Yes, gravity does work at the Big Bang. In fact, it is the equations governing gravity that leads to our understanding of the BB.
Sorry, but this doesn't work. You can't get a consistent, black-body radiation to within 1 part in 100,000 from stars in this way. There are simply too many different temperatures for the different stars, which would lead to a spread in the detected radiation that is contrary to the actual observations.
The matter-antimatter asymmetry happened before the time of nucleogenesis. Since we are still investigating the specifics of CP violation (leading to that matter-antimatter asymmetry), but we know it exists, it is more a matter of the *amount* of matter left matching the observations than anything else.
This is an area of active research in the particle physics community.
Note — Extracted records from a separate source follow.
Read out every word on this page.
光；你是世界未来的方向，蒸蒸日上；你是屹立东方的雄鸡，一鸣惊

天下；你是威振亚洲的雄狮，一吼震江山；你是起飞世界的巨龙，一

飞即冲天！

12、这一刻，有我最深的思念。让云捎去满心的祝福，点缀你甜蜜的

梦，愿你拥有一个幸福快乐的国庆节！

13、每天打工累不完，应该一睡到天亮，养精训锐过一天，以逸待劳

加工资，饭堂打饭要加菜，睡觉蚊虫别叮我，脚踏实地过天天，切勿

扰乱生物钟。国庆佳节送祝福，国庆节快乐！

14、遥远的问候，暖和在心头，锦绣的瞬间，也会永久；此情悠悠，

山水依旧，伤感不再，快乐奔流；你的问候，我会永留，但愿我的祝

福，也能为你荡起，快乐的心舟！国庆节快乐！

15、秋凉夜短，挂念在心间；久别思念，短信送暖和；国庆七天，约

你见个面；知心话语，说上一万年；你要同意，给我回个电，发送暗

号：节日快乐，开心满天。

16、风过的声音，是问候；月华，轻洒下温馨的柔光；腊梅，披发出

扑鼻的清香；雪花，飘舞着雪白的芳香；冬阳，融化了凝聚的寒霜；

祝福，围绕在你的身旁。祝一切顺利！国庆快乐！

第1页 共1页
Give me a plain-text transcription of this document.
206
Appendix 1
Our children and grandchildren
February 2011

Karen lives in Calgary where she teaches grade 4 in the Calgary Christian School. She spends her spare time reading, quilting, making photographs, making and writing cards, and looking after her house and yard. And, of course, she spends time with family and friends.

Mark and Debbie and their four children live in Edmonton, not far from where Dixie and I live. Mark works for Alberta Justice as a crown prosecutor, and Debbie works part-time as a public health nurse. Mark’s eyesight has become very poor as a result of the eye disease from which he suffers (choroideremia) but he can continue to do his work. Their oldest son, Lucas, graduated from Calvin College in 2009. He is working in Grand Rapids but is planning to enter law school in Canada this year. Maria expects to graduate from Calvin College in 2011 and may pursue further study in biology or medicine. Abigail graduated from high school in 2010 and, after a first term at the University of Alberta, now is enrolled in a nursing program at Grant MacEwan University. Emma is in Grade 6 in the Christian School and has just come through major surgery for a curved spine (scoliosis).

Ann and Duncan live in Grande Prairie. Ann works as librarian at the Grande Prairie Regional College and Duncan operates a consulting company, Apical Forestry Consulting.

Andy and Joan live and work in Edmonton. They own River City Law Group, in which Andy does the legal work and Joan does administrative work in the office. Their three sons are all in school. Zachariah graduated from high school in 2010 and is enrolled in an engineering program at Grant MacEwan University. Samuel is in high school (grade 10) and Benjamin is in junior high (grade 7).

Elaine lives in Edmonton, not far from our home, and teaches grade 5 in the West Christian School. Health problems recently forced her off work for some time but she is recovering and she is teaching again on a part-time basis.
But the basics is that the symmetry between matter and antimatter isn't perfect. We know this from the differences between the K meson and the anti-K meson. And, just recently, we found CP violations in reactions involving neutrinos (which is far more likely to give the correct amount of remaining matter: 1 part in a billion).
https://phys.org/news/2020-04-matter-antimatter-asymmetry-t2k-results-restrict.html
Not an idea that remotely fits with the observations. Stars alone cannot produce the specifics of the radiation that we observe.